Suppose you were running a small business and you hired a high school or college student to do basic office work like filing papers. Suppose you even started the student at $10 an hour, more than the current minimum. You might have other employees in the office making $20 an hour. What would these employees think if you had to raise the student’s pay to $15 an hour? Wouldn’t you have to raise their pay to $30 an hour because the work they were doing was twice as valuable as the student’s?

 

Actually, this is the reason why unions are big supporters of increases in the minimum wage. Union employees all earn more than the minimum wage but every time the minimum is raised, they insist on, and usually get, corresponding increases in their own pay scales. They could care less about people who are actually earning the minimum wage. They even care little about their own members who are at the bottom of the wage scale. Rather than cut their own pay or benefits, they will normally acquiesce in the layoff of younger, recently hired union members when times get tough. 

 

The best cure for low wages is full or high employment. Before the pandemic hit, the number of unemployed has dropped to record levels. Moreover, the level of part-time employment had also declined as increasing numbers of part-time workers found full-time jobs.
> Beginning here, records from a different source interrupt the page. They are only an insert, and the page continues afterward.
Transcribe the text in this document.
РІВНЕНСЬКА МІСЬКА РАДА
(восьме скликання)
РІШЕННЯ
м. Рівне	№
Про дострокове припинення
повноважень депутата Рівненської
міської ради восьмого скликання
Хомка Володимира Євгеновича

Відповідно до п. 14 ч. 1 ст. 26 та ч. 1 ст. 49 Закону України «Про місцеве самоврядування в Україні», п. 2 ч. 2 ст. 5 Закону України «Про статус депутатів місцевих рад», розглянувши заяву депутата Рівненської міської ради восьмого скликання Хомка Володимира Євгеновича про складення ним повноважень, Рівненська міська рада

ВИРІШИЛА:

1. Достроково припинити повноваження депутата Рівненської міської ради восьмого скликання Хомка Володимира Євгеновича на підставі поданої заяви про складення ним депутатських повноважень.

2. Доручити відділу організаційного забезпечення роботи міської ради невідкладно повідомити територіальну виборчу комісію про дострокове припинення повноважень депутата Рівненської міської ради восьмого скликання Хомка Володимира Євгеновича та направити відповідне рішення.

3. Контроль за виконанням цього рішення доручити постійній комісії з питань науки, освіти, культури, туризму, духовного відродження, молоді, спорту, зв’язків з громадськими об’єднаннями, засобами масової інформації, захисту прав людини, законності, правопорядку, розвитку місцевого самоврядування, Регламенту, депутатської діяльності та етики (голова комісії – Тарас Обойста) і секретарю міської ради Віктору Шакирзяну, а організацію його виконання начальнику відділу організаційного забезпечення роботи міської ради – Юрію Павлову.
In the first three years of the Trump administration there was  a scarcity of workers that inevitably led to higher wages for all. Job mobility, not minimum wage laws, leads to higher income.

Ironically, what liberals give with one hand they usually take away with the other. The almost $2 Trillion Covid spending bill provides a good example. Where is the government getting the money to dole out? It is already trillions in debt. It must either borrow more money or print more paper. The stimulus checks we get are like Monopoly money, and they will buy less and less.